An article co-authored by VHFC’s Sabeti, Happi, Andersen and dozens of others published in Science argued that the Ebola outbreak had a zoonotic origin in Central Africa.

Happi’s lab also sequenced the Lassa virus in a 2018 outbreak.

According to an article in Nature, Happi’s sequencing also provided evidence that the Lassa outbreak had a zoonotic origin, rather than being from a mutation that made the disease more transmissible.
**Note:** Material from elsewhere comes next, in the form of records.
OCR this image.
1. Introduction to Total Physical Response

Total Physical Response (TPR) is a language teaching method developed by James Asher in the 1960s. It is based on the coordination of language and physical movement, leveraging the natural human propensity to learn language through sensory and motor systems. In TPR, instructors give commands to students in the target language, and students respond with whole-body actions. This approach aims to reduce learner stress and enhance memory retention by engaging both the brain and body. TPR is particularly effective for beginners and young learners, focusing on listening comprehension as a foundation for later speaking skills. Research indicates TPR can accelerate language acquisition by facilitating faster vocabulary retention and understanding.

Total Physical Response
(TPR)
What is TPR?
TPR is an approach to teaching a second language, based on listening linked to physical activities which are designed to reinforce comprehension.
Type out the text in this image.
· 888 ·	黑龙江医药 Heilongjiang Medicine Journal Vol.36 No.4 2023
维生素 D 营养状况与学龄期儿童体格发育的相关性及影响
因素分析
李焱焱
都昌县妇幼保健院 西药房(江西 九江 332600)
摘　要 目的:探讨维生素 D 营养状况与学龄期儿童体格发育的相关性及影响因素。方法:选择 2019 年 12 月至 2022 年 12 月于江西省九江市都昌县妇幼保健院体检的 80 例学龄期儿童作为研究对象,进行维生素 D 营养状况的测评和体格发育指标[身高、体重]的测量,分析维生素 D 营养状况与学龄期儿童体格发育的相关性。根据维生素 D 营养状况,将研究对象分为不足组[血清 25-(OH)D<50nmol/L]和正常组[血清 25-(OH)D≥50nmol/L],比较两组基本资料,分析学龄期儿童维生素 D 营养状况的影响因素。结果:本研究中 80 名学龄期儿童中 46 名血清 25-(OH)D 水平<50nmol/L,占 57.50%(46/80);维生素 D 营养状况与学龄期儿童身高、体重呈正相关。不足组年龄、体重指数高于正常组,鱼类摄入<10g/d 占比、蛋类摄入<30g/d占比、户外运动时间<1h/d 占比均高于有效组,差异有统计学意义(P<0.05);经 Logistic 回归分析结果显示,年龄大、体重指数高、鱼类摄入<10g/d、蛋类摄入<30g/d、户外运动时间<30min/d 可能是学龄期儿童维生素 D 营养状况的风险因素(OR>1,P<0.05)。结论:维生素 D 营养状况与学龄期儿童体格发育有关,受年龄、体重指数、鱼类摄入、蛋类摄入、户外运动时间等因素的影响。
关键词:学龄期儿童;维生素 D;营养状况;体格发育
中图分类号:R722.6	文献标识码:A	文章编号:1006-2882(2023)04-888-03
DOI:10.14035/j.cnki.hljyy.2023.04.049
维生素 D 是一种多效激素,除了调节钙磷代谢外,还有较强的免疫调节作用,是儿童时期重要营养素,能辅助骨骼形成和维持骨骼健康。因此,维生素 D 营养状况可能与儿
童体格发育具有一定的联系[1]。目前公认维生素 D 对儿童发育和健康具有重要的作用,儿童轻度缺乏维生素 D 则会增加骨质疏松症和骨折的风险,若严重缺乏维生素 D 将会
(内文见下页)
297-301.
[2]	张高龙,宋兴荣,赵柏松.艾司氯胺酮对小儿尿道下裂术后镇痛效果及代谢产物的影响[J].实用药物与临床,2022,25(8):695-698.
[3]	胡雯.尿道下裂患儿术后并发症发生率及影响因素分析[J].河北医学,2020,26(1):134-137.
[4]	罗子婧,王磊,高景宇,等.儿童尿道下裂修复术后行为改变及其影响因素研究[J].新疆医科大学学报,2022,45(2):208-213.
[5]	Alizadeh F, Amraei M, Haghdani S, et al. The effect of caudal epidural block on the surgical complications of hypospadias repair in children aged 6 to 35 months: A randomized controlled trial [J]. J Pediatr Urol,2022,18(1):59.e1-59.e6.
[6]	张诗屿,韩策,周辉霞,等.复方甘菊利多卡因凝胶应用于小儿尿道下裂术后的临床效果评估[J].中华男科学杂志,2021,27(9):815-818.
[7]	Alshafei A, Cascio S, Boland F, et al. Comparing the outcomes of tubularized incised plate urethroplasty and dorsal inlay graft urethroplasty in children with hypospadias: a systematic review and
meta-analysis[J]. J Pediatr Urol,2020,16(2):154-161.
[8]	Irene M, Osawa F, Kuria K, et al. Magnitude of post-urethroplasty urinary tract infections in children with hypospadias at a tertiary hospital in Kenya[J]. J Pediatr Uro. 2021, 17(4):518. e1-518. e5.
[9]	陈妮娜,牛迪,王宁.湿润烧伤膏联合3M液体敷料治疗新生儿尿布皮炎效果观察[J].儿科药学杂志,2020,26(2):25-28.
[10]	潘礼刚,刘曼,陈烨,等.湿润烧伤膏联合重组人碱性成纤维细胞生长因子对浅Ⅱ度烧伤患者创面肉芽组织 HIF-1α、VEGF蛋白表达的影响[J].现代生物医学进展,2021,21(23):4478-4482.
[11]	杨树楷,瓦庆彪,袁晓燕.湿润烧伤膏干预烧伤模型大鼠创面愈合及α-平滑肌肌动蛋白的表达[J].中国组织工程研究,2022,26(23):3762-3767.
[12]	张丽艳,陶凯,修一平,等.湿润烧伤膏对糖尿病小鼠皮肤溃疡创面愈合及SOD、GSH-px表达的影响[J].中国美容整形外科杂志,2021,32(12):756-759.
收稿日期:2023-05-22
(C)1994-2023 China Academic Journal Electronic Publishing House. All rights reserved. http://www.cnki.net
The Viruses paper said the success of ACEGID in addressing the Ebola crisis, along with its work on Lassa, laid the groundwork for Sentinel, launched just a few months before the COVID-19 pandemic.

Given that history, Boyle said:

“I wouldn’t trust anything Sabeti’s doing. And I’d be very skeptical of any claims that are being made [about Sentinel] given the involvement of DARPA, the involvement of Broad and Broad’s previous involvement at that Kenema lab with the outbreak of the Ebola pandemic.”